Miur e protocollo sicurezza
Miur e protocollo sicurezza

Il piano del Miur per il rientro a scuola di settembre è in dirittura di arrivo, come ha confermato la stessa Lucia Azzolina. Dovrebbe essere reso noto entro la prossima settimana. Il Ministero dovrà mettere insieme proposte del Comitato tecnico-scientifico (Cts), del ministero della Salute, della task-force, degli enti locali, dei presidi, dei genitori e degli studenti. Compito non facile. Gli ipotesi prospettate sembrano essere tre, come annunciato da tempo.

Piano Miur riapertura scuola: i tre scenari

Il testo del piano del Miur per il rientro a scuola, prevederebbe tre scenari, come spiega Il Sole 24 Ore.

Scenario 1: presuppone un contagio vicino allo zero, il che permetterebbe di dover rispettare solo norme su assembramento e igiene.

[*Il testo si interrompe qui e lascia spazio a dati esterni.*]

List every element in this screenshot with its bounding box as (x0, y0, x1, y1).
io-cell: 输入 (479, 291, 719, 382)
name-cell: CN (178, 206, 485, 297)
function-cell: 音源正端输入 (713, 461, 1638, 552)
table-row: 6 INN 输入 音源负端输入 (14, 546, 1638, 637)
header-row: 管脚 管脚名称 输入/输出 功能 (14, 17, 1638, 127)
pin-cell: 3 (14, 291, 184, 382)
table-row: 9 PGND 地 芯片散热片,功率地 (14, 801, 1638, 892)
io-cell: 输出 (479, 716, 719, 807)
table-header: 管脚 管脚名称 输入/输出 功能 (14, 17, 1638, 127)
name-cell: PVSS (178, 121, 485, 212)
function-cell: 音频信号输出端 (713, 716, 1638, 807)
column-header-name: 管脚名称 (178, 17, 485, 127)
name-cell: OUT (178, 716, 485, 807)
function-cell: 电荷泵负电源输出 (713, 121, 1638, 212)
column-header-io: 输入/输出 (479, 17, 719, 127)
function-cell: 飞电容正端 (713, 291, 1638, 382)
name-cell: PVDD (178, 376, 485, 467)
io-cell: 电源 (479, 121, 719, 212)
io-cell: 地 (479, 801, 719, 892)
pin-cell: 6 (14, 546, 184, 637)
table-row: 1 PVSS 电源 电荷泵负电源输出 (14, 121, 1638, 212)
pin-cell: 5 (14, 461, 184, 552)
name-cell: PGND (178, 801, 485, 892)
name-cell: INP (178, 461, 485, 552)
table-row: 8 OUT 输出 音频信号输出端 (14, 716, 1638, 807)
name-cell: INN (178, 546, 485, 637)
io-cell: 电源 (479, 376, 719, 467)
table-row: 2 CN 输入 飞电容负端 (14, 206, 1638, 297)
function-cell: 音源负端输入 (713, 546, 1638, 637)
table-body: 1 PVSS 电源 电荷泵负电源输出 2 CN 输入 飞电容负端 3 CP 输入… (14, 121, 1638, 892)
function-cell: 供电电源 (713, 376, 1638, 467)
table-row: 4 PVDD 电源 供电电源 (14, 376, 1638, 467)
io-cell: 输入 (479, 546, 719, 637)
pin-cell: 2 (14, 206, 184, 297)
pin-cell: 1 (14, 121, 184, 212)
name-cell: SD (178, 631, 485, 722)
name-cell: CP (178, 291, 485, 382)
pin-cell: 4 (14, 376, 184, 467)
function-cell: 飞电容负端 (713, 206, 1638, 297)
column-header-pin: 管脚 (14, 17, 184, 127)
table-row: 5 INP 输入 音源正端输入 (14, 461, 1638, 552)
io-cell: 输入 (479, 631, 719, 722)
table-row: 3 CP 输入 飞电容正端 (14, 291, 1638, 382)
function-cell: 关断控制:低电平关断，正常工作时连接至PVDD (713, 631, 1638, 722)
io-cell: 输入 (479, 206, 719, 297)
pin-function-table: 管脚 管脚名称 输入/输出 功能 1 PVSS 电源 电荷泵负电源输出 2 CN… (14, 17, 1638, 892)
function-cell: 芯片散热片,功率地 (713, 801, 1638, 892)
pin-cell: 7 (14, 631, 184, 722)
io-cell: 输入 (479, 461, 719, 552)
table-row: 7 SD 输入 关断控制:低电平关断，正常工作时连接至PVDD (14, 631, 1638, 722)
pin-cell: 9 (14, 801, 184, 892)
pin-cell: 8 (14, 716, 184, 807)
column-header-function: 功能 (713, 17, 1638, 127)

La mascherina non si porterebbe in classe, ma solo negli spazi comuni o quando il distanziamento non è possibile.

Scenario 2: presuppone una situazione simile a quella di fine maggio , quando il CTS ha rilasciato le sue indicazioni. Quindi le norme potrebbero prevedere il rispetto del metro di distanza, dispositivi di protezione per docenti e studenti da 6 anni in su. Le linee guida, che ogni Istituto sceglierà, potrebbero prevedere anche ingressi scaglionati, spazi aggiuntivi (ed esterni) per la didattica, lezioni inferiori ai 60 minuti, orario ridotto per il primo periodo dell’anno.

Scenario 3: presuppone l’ipotesi peggiore, ovvero quella in cui vi sia un ritorno della pandemia ai livelli di marzo. Potrebbe richiedere un nuovo lockdown, con conseguente DAD (riformulata e migliorata).

Rientro a scuola: quando?

L’incognita sulla data di inizio delle lezioni, invece, resta ancora un mistero. Tra il 14 settembre che propone il Ministero dell’Istruzione e le elezioni previste tra il 20 e il 21 settembre, la data ‘ideale’ resta di difficile soluzione. In ogni caso, chi deve recuperare le insufficienze di quest’anno potrebbe rientrare già dal 1° settembre.